La société de Franck Doyen est spécialisée dans la fabrication additive en plastiques composites pour l’industrie.

Sciences Ouest : Pouvez-vous nous présenter votre métier et vos machines ?

Franck Doyen : J’ai créé Addium en 2014 et nous sommes spécialisés dans la fabrication additive - impression 3D - de pièces en plastique composite, façonnées à la demande pour des clients industriels. Nous possédons trois machines, de la plus petite à la plus grosse. Les plus petites peuvent imprimer des objets de 25 à 30 cm(1) tels que des boîtiers, des supports de piles... pour des clients dans le domaine de l’électronique, par exemple. Ou bien alors des prototypes.

Avec la plus grosse(2), nous approvisionnons le marché de l’outillage pour les secteurs de l’automobile et de l’aéronautique. Nous fabriquons des outils de perçage, de fraisage, des moules... qui sont des pièces quasi uniques.

SO : Comment ces pièces étaient-elles fabriquées avant ?

FD : Les pièces d’outillage étaient en aluminium et fabriquées par usinage. Mais l’aluminium est plus cher, plus lourd que les thermoplastiques utilisés en fabrication additive. Et pour une même durabilité des pièces, l’usinage est un procédé plus long.

SO : On peut parler de révolution, non ?

FD : Oui, cela change pas mal de choses, notamment dès le début du processus de création, au moment où l’on commence à imaginer la pièce. Mais il faut encore que cela entre dans le chemin de pensée des concepteurs et des bureaux d’études. Cela commence, notamment chez les jeunes diplômés qui ont eu l’occasion de découvrir la technologie pendant leurs études. Le premier brevet sur la fabrication additive a pourtant été déposé en 1984 ! Pour la fabrication de pièces prototypes dans l’industrie. Mais elle y est restée confinée. Car c’était de la résine qui était utilisée au début. Cela donnait un très bel aspect de surface, bien lisse, mais les objets étaient très fragiles et les dimensions pas toujours respectées de façon précise...
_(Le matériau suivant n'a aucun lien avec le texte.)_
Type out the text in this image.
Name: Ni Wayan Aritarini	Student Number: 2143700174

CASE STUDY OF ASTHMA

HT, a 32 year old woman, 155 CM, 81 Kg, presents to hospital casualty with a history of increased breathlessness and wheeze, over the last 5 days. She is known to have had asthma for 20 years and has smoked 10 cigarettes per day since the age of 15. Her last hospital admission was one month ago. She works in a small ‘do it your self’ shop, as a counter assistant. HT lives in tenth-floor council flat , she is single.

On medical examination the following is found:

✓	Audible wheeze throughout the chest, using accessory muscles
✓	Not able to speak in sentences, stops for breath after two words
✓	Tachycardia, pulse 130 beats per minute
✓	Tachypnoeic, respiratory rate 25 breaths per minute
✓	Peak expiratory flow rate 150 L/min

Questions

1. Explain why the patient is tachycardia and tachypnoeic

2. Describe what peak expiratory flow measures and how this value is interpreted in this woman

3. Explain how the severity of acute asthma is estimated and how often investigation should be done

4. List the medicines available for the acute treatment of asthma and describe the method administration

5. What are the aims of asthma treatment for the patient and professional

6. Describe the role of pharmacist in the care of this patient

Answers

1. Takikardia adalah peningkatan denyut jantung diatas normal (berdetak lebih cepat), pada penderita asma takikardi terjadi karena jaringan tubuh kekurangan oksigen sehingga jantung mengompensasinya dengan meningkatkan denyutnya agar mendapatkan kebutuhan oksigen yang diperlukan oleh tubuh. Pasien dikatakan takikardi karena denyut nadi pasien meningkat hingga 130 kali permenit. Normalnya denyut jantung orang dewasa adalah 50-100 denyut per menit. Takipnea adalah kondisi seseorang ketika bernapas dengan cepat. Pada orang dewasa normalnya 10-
SO : Pourquoi l’impression 3D explose-t-elle maintenant ?

FD : Grâce à l’évolution simultanée des matières premières et des machines. On arrive maintenant à renforcer les thermoplastiques de base comme l’ABS(3) en les enrichissant avec du carbone pour améliorer leurs propriétés mécaniques ou avec du Kevlar pour obtenir une meilleure résistance aux chocs. Nous travaillons d’ailleurs beaucoup avec la société Nanovia(4) qui fabrique même la “Rolls du plastique” ! Le PEI pour polyétherimide, qui peut résister sans fléchir à une température de 200 °C, contre 100 °C pour les ABS.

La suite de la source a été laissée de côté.